Yeah, blu would be a much better person to ask. I don't really get the Flipper architecture. I simply assumed that each pixel pipeline ended in a ROP, and that those ROPs were part of the TEV unit (jumping to conclusions by looking at performance metrics). Now that I look at the die, that's probably not how it worked.
Ok, Flipper time.
Flipper's TEV is a part of Flipper's 'classic' pixel pipeline, which, as wsippel noted, used to end with a
ROP unit (and thus, 4 pipelines = 4 ROPs), but nowadays this rule is no more, i.e. the logical unit referred to as ROP is not 1:1 matched versus 'pipelines', mainly because 'pipelines' are lost as such. Some modern architectures don't even have dedicated ROP logic per se, e.g. NV's since G80 (IIRC) where the shader units have read access to the fb (technically, to an fb cache), so the ROP functionality is done via shader ops. Back to TEV, though. TEV is a very sophisticated 'texture combiner' unit - a unit that takes inputs from multiple textures (and interpolants from the rasterizer) and does blending operations between those, in a cascaded (sometimes looped-back) manner. TEV was tex combiner's 'swan song' - the 'missing link' between texture combiners and the early pixel shader hw (which pretty much was tex combiners on steroids) - the differences between TEV's blending stages and PS1.1-1.4 op slots are really not that big. Actually, in some aspects TEV can do more than those early PS units, i.e. TEV's 16 stages, every other of which can do a dependent texture read (aka EMBM read), versus PS 1.4's 8 + 8 (via loop-back) op stages, but only 6 tex addr registers.
So, the difference between a TMU and a TEV is that, well, they are orthogonal units. A modern-day TMU does:
(1) tex addressing computations, i.e. strq->uv0..n (not necessarily though - some architectures use shader ops for that)
(2) tex filtering (using the tex caches as raw input)
so the output from a TMU is a filtered texture sample, ready to be fed to the shader code. OTOH, TEV pretty much does the equivalent of shader code - for (1) and (2) Flipper has its dedicated logic (i.e. TF and TC blocks). So in essence, TEV is not a TMU - TEV is more akin to a shader unit. As whether TEV can do 4 pixels at a time, or there are 4x TEVs - it's really semantics.

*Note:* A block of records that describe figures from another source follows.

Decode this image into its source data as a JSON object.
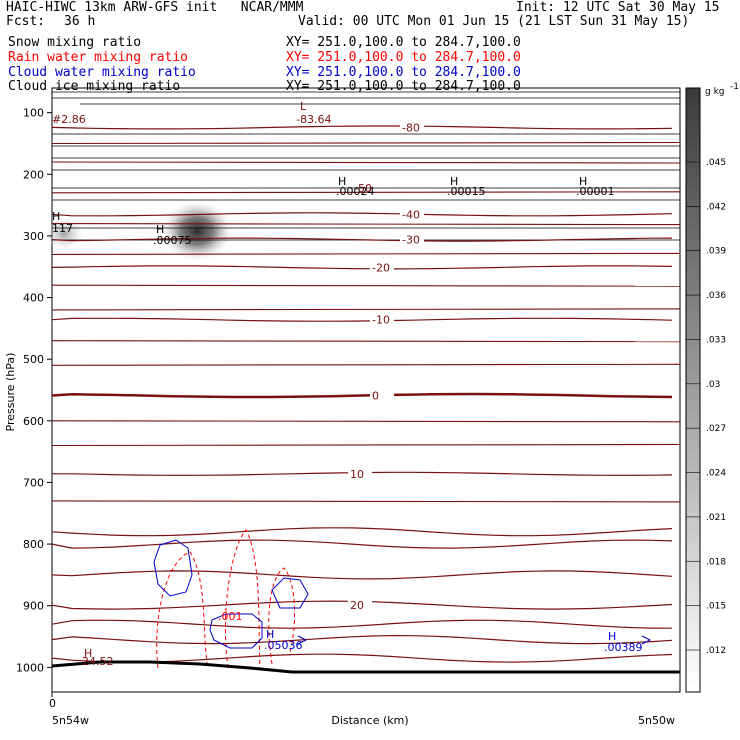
{
  "header": {
    "line1_left": "HAIC-HIWC 13km ARW-GFS init   NCAR/MMM",
    "line1_right": "Init: 12 UTC Sat 30 May 15",
    "fcst_label": "Fcst:",
    "fcst_value": "36 h",
    "valid": "Valid: 00 UTC Mon 01 Jun 15 (21 LST Sun 31 May 15)",
    "fields": [
      {
        "name": "Snow mixing ratio",
        "xy": "XY= 251.0,100.0 to 284.7,100.0",
        "color": "#000000"
      },
      {
        "name": "Rain water mixing ratio",
        "xy": "XY= 251.0,100.0 to 284.7,100.0",
        "color": "#ff0000"
      },
      {
        "name": "Cloud water mixing ratio",
        "xy": "XY= 251.0,100.0 to 284.7,100.0",
        "color": "#0000cc"
      },
      {
        "name": "Cloud ice mixing ratio",
        "xy": "XY= 251.0,100.0 to 284.7,100.0",
        "color": "#000000"
      }
    ]
  },
  "chart_data": {
    "type": "contour-cross-section",
    "ylabel": "Pressure (hPa)",
    "xlabel": "Distance (km)",
    "yticks": [
      100,
      200,
      300,
      400,
      500,
      600,
      700,
      800,
      900,
      1000
    ],
    "ylim": [
      60,
      1040
    ],
    "x_origin_label": "0",
    "x_left_label": "5n54w",
    "x_right_label": "5n50w",
    "temperature_contours": [
      {
        "label": "-80",
        "p": 124
      },
      {
        "label": "-40",
        "p": 265
      },
      {
        "label": "-30",
        "p": 306
      },
      {
        "label": "-20",
        "p": 351
      },
      {
        "label": "-10",
        "p": 436
      },
      {
        "label": "0",
        "p": 559
      },
      {
        "label": "10",
        "p": 686
      },
      {
        "label": "20",
        "p": 899
      }
    ],
    "temperature_color": "#7a1010",
    "annotations": [
      {
        "text": "L",
        "color": "#7a1010"
      },
      {
        "text": "-83.64",
        "color": "#7a1010"
      },
      {
        "text": "#2.86",
        "color": "#7a1010"
      },
      {
        "text": "H",
        "color": "#000000"
      },
      {
        "text": ".00024",
        "color": "#000000"
      },
      {
        "text": ".00015",
        "color": "#000000"
      },
      {
        "text": ".00001",
        "color": "#000000"
      },
      {
        "text": ".00075",
        "color": "#000000"
      },
      {
        "text": "117",
        "color": "#000000"
      },
      {
        "text": "-50",
        "color": "#7a1010"
      },
      {
        "text": "24.52",
        "color": "#7a1010"
      },
      {
        "text": ".001",
        "color": "#ff0000"
      },
      {
        "text": ".05036",
        "color": "#0000cc"
      },
      {
        "text": ".00389",
        "color": "#0000cc"
      }
    ],
    "colorbar": {
      "unit": "g kg",
      "unit_sup": "-1",
      "ticks": [
        ".045",
        ".042",
        ".039",
        ".036",
        ".033",
        ".03",
        ".027",
        ".024",
        ".021",
        ".018",
        ".015",
        ".012"
      ]
    }
  }
}
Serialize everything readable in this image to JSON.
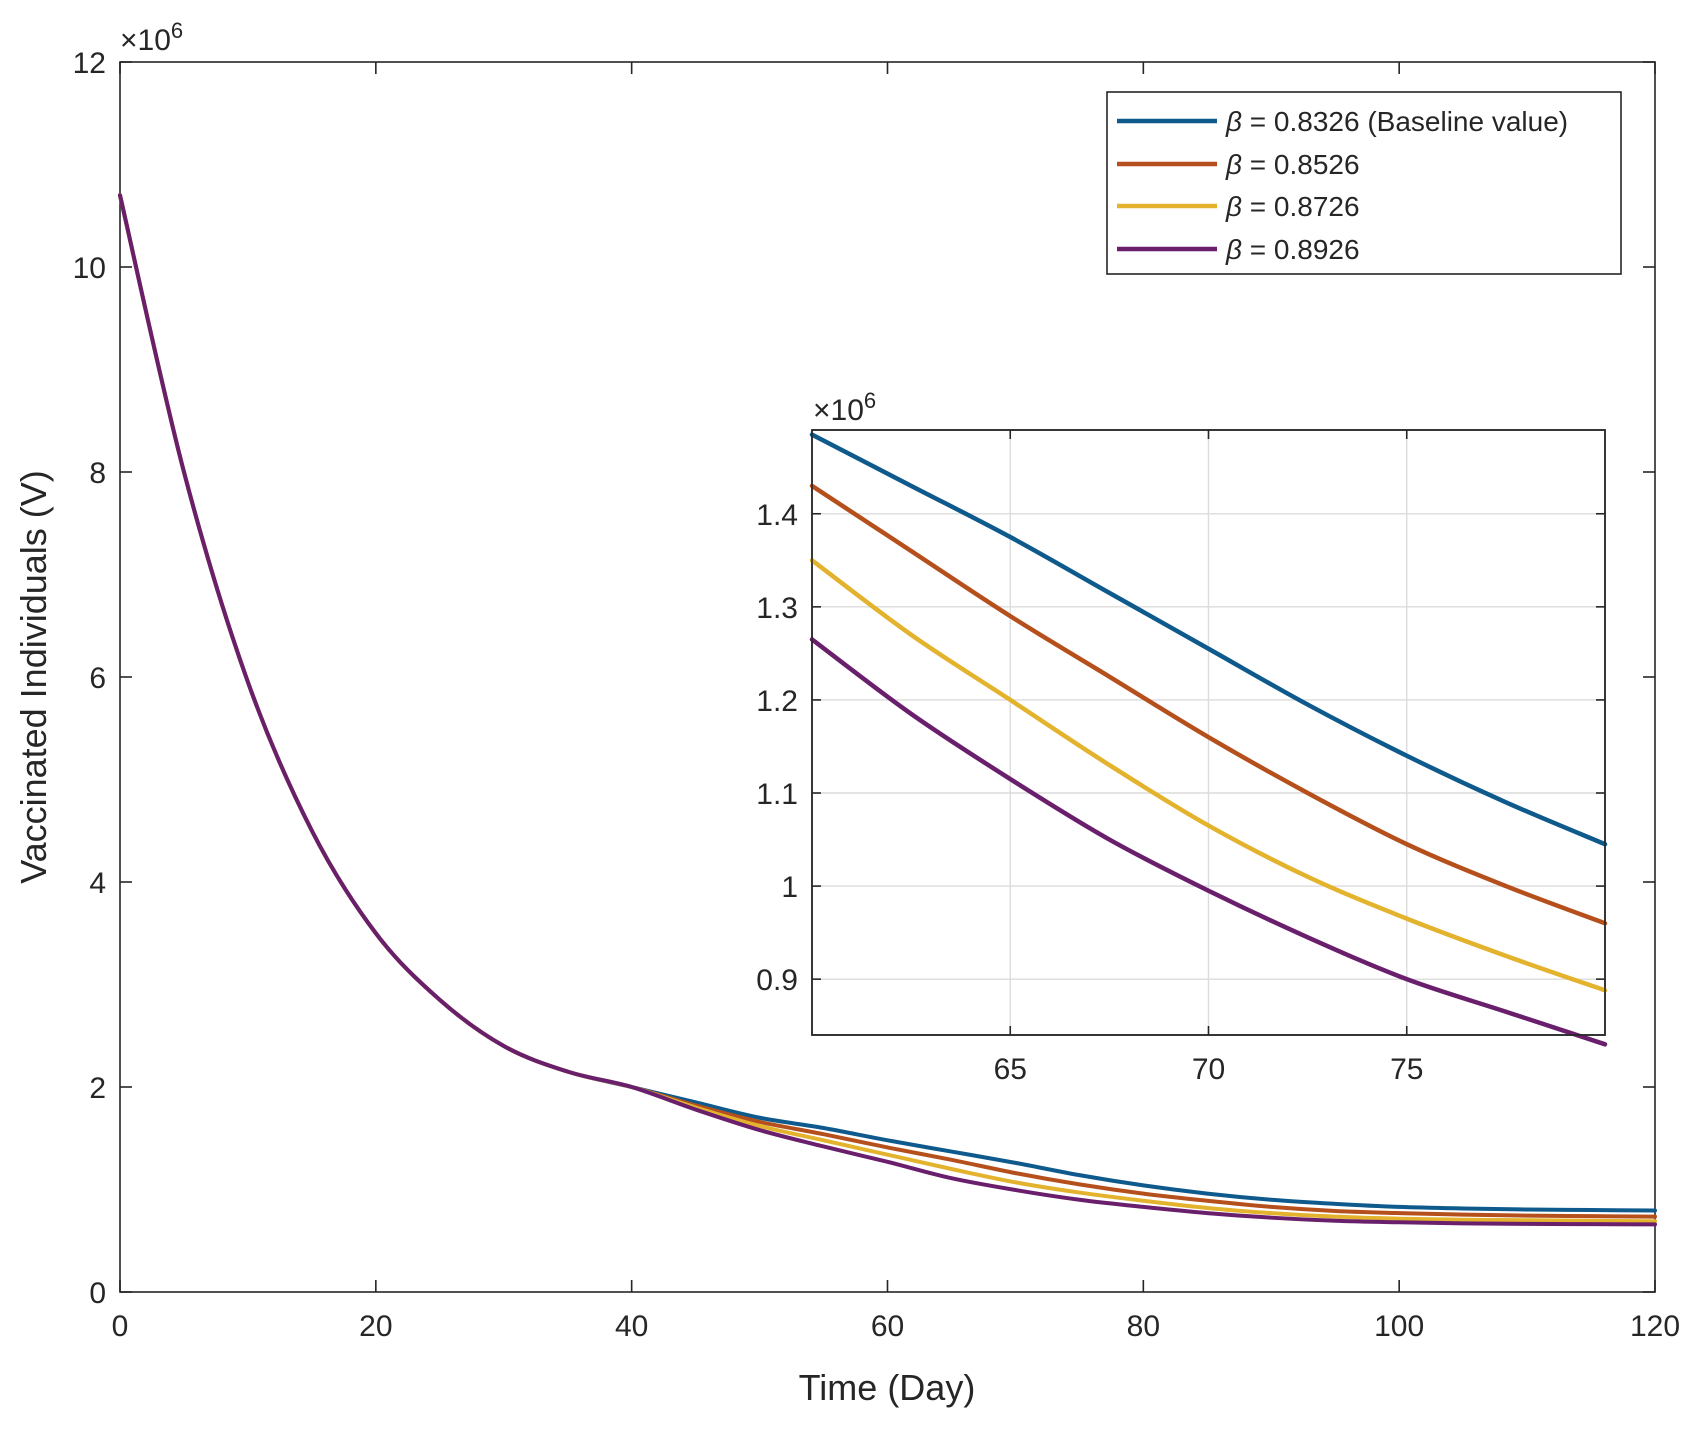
{
  "chart_data": [
    {
      "id": "main",
      "type": "line",
      "title": "",
      "xlabel": "Time (Day)",
      "ylabel": "Vaccinated Individuals (V)",
      "xlim": [
        0,
        120
      ],
      "ylim": [
        0,
        12000000
      ],
      "xticks": [
        0,
        20,
        40,
        60,
        80,
        100,
        120
      ],
      "xtick_labels": [
        "0",
        "20",
        "40",
        "60",
        "80",
        "100",
        "120"
      ],
      "yticks": [
        0,
        2000000,
        4000000,
        6000000,
        8000000,
        10000000,
        12000000
      ],
      "ytick_labels": [
        "0",
        "2",
        "4",
        "6",
        "8",
        "10",
        "12"
      ],
      "y_multiplier_label": "×10",
      "y_multiplier_exponent": "6",
      "grid": false,
      "legend_location": "top-right",
      "x": [
        0,
        5,
        10,
        15,
        20,
        25,
        30,
        35,
        40,
        45,
        50,
        55,
        60,
        65,
        70,
        75,
        80,
        85,
        90,
        95,
        100,
        105,
        110,
        115,
        120
      ],
      "series": [
        {
          "name": "β = 0.8326 (Baseline value)",
          "legend_symbol": "β",
          "legend_value": " = 0.8326 (Baseline value)",
          "color": "#0f5a8c",
          "values": [
            10700000,
            8000000,
            5950000,
            4500000,
            3500000,
            2850000,
            2400000,
            2150000,
            2000000,
            1850000,
            1700000,
            1600000,
            1480000,
            1370000,
            1260000,
            1140000,
            1040000,
            960000,
            900000,
            860000,
            830000,
            815000,
            805000,
            800000,
            795000
          ]
        },
        {
          "name": "β = 0.8526",
          "legend_symbol": "β",
          "legend_value": " = 0.8526",
          "color": "#b5501d",
          "values": [
            10700000,
            8000000,
            5950000,
            4500000,
            3500000,
            2850000,
            2400000,
            2150000,
            2000000,
            1820000,
            1660000,
            1540000,
            1410000,
            1290000,
            1160000,
            1050000,
            960000,
            890000,
            830000,
            790000,
            770000,
            755000,
            745000,
            740000,
            735000
          ]
        },
        {
          "name": "β = 0.8726",
          "legend_symbol": "β",
          "legend_value": " = 0.8726",
          "color": "#e3b32e",
          "values": [
            10700000,
            8000000,
            5950000,
            4500000,
            3500000,
            2850000,
            2400000,
            2150000,
            2000000,
            1800000,
            1620000,
            1480000,
            1340000,
            1200000,
            1070000,
            970000,
            890000,
            820000,
            770000,
            735000,
            715000,
            705000,
            700000,
            695000,
            690000
          ]
        },
        {
          "name": "β = 0.8926",
          "legend_symbol": "β",
          "legend_value": " = 0.8926",
          "color": "#6a1f6d",
          "values": [
            10700000,
            8000000,
            5950000,
            4500000,
            3500000,
            2850000,
            2400000,
            2150000,
            2000000,
            1780000,
            1580000,
            1420000,
            1270000,
            1110000,
            995000,
            900000,
            830000,
            770000,
            725000,
            695000,
            680000,
            670000,
            665000,
            662000,
            660000
          ]
        }
      ]
    },
    {
      "id": "inset",
      "type": "line",
      "title": "",
      "xlabel": "",
      "ylabel": "",
      "xlim": [
        60,
        80
      ],
      "ylim": [
        840000,
        1490000
      ],
      "xticks": [
        65,
        70,
        75
      ],
      "xtick_labels": [
        "65",
        "70",
        "75"
      ],
      "yticks": [
        900000,
        1000000,
        1100000,
        1200000,
        1300000,
        1400000
      ],
      "ytick_labels": [
        "0.9",
        "1",
        "1.1",
        "1.2",
        "1.3",
        "1.4"
      ],
      "y_multiplier_label": "×10",
      "y_multiplier_exponent": "6",
      "grid": true,
      "x": [
        60,
        62.5,
        65,
        67.5,
        70,
        72.5,
        75,
        77.5,
        80
      ],
      "series": [
        {
          "name": "β = 0.8326 (Baseline value)",
          "color": "#0f5a8c",
          "values": [
            1485000,
            1430000,
            1375000,
            1315000,
            1255000,
            1195000,
            1140000,
            1090000,
            1045000
          ]
        },
        {
          "name": "β = 0.8526",
          "color": "#b5501d",
          "values": [
            1430000,
            1360000,
            1290000,
            1225000,
            1160000,
            1100000,
            1045000,
            1000000,
            960000
          ]
        },
        {
          "name": "β = 0.8726",
          "color": "#e3b32e",
          "values": [
            1350000,
            1270000,
            1200000,
            1130000,
            1065000,
            1010000,
            965000,
            925000,
            888000
          ]
        },
        {
          "name": "β = 0.8926",
          "color": "#6a1f6d",
          "values": [
            1265000,
            1185000,
            1115000,
            1050000,
            995000,
            945000,
            900000,
            865000,
            830000
          ]
        }
      ]
    }
  ]
}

So I guess you see now why adding a TEV to a modern shader architecture does not make much sense. For a current (read: unified shader architecture) GPU to successfully emulate Flipper, fat dependent texture read limits and fat low-latency texture caches are needed, not TEVs. IOW, adding Flipper's 1MB of tex cache and Flipper's TF and/or TC logic would contribute more to Flipper emulation than TEV.